Tuesday, November 30, 2004

Young Guns Need Live Ammo 

Kevin Skrepnek would like to see a formal youth wing in the Conservative Party. Being at the age of 17, I don't blame him. But I wonder whether such a move would have undesired side-effects.

In a Calgary Herald article last year, Nigel Hannaford wrote about the Conservatives' impressive young caucus (the party has the most under-30 MPs). The experiences of Saskatchewan MP Jeremy Harrison explain why the young and right might be better served without official party recognition:

For one thing, the Conservatives don't believe in sandboxes, as young conservatives derisively speak of the Liberal and NDP youth organizations. For another, the Conservatives -- unlike the Liberals -- have an open nomination process in the ridings with little interference from the party leadership. (Compared to, say, Dhalla, to whom Martin handed a safe seat uncontested, as part of his parachute dream-team.)

Harrison: "Older people in other parties push you to the youth wing. Our people say, 'Go for it, run for any position you think you can handle.' Nobody has ever said, 'You can't do this, you're not old enough.' "

He would know. Turned on to politics in his second year at the University of Alberta by Matthew Johnston, one-time executive assistant to Edmonton Conservative MP Jaffer, he has held every position in his riding association, was president of the campus Alliance club, and sat on the Alliance National Council: "Two years ago, I met Stephen Harper and he encouraged me to go after the nomination. That was a huge boost to have him give me a nod."
Free Dominion has a thread on this issue, and the general consensus is that the best way to involve youth is to let them work with the real system and not a "sandbox", as they put it.
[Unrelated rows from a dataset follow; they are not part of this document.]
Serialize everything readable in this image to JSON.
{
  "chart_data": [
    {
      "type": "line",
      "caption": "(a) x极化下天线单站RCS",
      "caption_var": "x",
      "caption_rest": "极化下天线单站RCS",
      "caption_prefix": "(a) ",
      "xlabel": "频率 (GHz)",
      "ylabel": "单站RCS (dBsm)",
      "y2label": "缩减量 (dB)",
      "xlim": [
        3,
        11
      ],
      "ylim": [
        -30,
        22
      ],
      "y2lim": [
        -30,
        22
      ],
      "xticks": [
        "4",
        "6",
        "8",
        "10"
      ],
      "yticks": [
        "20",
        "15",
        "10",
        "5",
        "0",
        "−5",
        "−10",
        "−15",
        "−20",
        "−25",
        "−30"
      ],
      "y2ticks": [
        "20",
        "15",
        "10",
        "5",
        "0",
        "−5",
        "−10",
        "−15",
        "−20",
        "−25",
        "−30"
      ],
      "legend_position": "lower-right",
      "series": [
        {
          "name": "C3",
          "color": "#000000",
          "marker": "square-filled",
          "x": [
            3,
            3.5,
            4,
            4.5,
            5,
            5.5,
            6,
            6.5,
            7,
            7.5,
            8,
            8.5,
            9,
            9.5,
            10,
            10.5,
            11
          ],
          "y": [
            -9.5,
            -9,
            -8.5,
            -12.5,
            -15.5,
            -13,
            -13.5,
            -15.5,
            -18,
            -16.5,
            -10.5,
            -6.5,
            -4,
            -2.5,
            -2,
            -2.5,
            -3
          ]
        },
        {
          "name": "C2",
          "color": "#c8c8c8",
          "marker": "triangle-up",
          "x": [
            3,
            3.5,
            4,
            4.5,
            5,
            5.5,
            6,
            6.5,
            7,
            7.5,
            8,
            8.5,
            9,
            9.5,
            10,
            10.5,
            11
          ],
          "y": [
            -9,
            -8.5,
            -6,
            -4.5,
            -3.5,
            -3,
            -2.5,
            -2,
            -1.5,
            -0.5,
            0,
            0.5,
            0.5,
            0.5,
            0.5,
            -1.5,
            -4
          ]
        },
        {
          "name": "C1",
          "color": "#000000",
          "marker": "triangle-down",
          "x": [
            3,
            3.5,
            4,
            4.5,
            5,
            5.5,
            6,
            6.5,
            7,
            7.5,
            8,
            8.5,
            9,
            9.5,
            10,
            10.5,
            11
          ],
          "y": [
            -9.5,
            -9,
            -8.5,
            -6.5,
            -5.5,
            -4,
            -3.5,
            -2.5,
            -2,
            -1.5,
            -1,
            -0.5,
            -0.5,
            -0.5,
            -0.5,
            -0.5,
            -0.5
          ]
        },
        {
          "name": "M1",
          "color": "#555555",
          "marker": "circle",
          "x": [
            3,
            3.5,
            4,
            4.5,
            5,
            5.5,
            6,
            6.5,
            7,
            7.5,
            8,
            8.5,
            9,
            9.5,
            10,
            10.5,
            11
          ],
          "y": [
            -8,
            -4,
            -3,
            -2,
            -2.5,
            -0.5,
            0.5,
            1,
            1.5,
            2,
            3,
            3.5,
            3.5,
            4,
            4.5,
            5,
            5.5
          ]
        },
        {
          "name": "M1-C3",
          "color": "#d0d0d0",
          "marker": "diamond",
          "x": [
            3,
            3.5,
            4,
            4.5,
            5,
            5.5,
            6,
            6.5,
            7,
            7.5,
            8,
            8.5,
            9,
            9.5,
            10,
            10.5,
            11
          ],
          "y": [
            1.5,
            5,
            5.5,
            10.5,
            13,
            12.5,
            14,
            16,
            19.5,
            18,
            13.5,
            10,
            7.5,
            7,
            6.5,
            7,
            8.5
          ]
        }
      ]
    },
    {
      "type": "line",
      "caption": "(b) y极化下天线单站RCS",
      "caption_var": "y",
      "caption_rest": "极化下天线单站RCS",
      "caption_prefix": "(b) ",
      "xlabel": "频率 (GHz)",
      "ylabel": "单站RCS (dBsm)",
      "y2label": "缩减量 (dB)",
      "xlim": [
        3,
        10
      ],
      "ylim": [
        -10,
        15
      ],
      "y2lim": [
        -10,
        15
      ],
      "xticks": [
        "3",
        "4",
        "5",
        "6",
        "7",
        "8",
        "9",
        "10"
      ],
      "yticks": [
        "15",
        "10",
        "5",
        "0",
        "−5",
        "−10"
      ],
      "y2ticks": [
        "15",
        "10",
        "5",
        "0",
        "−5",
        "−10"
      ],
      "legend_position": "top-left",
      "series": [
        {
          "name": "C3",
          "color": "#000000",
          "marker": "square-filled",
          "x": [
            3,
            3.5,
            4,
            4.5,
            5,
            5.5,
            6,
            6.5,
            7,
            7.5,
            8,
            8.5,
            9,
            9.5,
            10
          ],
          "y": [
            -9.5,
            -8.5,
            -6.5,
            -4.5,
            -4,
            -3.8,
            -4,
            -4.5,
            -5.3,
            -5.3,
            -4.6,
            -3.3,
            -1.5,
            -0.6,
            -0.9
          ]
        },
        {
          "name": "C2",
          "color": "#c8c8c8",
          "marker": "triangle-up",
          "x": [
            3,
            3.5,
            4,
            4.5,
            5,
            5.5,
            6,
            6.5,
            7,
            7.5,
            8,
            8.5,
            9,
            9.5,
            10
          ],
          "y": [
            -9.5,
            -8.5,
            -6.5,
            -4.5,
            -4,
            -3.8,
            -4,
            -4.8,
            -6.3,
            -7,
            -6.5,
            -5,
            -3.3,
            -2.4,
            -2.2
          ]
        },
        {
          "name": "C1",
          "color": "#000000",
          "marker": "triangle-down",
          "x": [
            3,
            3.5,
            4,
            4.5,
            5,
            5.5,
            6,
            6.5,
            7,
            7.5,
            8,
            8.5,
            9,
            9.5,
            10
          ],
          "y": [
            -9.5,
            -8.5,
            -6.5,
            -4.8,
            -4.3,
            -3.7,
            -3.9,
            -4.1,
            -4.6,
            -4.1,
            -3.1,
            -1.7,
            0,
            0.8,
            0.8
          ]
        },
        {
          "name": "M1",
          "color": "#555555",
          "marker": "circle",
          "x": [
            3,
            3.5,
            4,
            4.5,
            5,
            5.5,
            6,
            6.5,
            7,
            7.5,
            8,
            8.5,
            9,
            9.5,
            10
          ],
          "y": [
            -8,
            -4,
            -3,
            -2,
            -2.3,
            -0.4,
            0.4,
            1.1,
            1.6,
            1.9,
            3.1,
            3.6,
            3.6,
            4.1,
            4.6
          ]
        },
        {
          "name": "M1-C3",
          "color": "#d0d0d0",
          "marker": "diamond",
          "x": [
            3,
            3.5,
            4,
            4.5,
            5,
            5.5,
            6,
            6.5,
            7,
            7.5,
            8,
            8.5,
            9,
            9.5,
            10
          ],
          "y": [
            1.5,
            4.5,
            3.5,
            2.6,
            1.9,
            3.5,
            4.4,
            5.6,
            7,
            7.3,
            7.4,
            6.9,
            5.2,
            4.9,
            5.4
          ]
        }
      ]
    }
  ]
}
Recalling my own volunteering on the James Moore campaign in Election 2000 (when I, too, was 17 years old), I believe that a youth wing in the Alliance would not have been much of a plus in rallying the campaign or enhancing my own experience. I worked with the campaign because I was a part of a group of young students who believed in the CA's principles, but we didn't need any guidance from above. And being able to campaign with someone that we can relate to, being not that much older than we were (seven years), was what made the campaign truly interesting. If the CA had a youth wing then, it would be a lot less likely that James would've had the experience or confidence to run as MP; yet today James is the Tories' Public Works critic.

To be fair, it's totally possible that I would've agreed with Shrepnek back in the day, and I don't think that a party youth wing is necessarily a bad thing. After all, Conservative membership is open to anyone aged 14 years or above: I imagine that it'd be easier for someone in Grade 8 to have some sort of support structure when being introduced to the party. But I don't think that it should go anywhere past federal voting age (18). Then it just gets condescending.

UPDATE (Dec 01, 09:40 AM): Turns out that we're on the same page after all. Not clear if the YesToYouth.com guys feel the same.